Although every admission office will say they want to attract and admit the best students for their institution, this admissions office is very clear on articulating their mission: “We want to recruit graduates, not students,” and they clearly have thought through how they want to accomplish this. They look at three types of fit: academic, social, and financial. If any of these three are way out of whack, it causes stress and a negative experience, usually leading to the student transferring out. The admissions deans were also very clear on how they evaluate students for admission: They use a 1-60 scale when looking through files. 22 points comes from what the schools tell them in the form of letters of recommendation. GPA and course selection counts for 24 points. They are a test-optional school – but if applicants submit scores, they will be used as part of the consideration. The nice thing about Furman is that they are also test-optional for merit scholarships, which is a little more unusual. Scholarship consideration is automatic in most situations, but there is a separate application for the four most competitive scholarships.
Furman is also actively trying to increase their diversity. They have attracted students from across the US for a while (22% of students are from SC, 60% from the Southeast including SC), but are now increasing the international population which has grown from 5 or 6 students to almost 7% of the student body. Racial diversity has increased quite a bit in recent years, bringing the population up to 22%. The students on the panel said that the campus is impressively diverse politically. The panelists themselves represented the spectrum including the President of the Student Republicans group and one campaigned heavily for Obama. The college is now working on increasing religious and other types of diversity on campus. They recently built a Hillel space and have hired a campus Rabbi.
Surprisingly (since it goes against the norm for smaller liberal arts schools), Furman has more males than females on campus. Greek life is VERY popular on campus with more than 50% of students belonging to a Greek organization. The students we talked to who were not involved, though, said that they didn’t feel left out, nor did they feel any pressure to join. A lot of events are open to the entire student population, and there’s no Greek housing, so people aren’t separated out. Rush also takes place second semester after everyone has settled in, so there people already have their social circles before joining. It’s not unusual for groups of friends to have members in different frats or sororities, and the dorms are mixed, too. Freshmen and sophomore dorms are typical hallway dorms, but the Junior/Senior apartments have full beds and kitchens. It is a residential campus; although the numbers have been holding steady at about 2600-2700 students, Furman can go up to almost 3000 students and remain residential.

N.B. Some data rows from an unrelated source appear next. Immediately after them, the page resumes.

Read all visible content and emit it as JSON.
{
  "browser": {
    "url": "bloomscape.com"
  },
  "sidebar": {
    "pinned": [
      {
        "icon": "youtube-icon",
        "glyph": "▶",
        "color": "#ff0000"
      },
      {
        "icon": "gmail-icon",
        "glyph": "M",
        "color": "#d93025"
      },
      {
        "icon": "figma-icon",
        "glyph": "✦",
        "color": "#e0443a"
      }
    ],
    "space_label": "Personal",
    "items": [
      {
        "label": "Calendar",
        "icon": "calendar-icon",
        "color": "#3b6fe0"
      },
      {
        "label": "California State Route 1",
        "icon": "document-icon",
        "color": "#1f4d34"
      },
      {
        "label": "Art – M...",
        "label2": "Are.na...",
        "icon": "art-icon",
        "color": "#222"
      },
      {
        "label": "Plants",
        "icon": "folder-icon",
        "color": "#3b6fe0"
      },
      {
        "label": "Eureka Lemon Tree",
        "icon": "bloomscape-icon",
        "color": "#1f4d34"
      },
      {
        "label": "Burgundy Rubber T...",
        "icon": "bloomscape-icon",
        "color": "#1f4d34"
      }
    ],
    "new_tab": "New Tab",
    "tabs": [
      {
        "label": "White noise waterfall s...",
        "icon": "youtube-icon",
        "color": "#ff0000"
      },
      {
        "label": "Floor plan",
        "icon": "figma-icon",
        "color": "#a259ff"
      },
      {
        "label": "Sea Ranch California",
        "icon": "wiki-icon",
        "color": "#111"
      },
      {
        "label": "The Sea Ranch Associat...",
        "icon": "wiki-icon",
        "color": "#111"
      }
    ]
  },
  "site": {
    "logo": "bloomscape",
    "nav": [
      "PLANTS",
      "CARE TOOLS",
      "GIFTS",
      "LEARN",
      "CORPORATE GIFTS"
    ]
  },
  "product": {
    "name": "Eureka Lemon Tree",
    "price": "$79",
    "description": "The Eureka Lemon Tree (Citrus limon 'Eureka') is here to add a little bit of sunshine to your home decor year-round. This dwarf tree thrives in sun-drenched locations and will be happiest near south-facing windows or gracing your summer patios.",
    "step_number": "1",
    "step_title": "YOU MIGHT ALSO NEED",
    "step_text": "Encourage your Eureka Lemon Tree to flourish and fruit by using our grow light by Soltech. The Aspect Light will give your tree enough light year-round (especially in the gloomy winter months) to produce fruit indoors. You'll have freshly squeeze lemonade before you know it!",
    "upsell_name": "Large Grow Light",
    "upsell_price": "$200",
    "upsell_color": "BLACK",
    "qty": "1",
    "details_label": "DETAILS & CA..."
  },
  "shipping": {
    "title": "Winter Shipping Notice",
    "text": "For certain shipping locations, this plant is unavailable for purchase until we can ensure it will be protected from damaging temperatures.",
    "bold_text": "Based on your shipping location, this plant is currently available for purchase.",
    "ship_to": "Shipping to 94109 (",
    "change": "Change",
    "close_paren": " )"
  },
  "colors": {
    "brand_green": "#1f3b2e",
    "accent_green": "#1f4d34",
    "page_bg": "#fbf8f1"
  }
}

Some of the favorite classes of the students on the panel were Medicine, Morality, and Culture (taught by a Philosophy prof), a hiking class, Comparing Vietnam and Iraq, PoliSci 100 (because it included “Real world stuff” and they got to read the NYT and novels), and Perspectives on American Education (it was discussion based, the read three Young Adult novels, utilized journals, etc). All the students gushed at the quality of teaching and accessibility of the professors. The biggest lecture hall on campus has only 60 seats, so no class can exceed that. There are supports in place for struggling students, and the faculty gets involved since classes are small enough to pay attention to students, but it’s ultimately the students’ responsibility to take advantage of safety nets. Clearly, students are looked after though. Graduation rates across the board are high, and they rank third nationally (after Notre Dame and Colgate) for athletes who graduate in four years.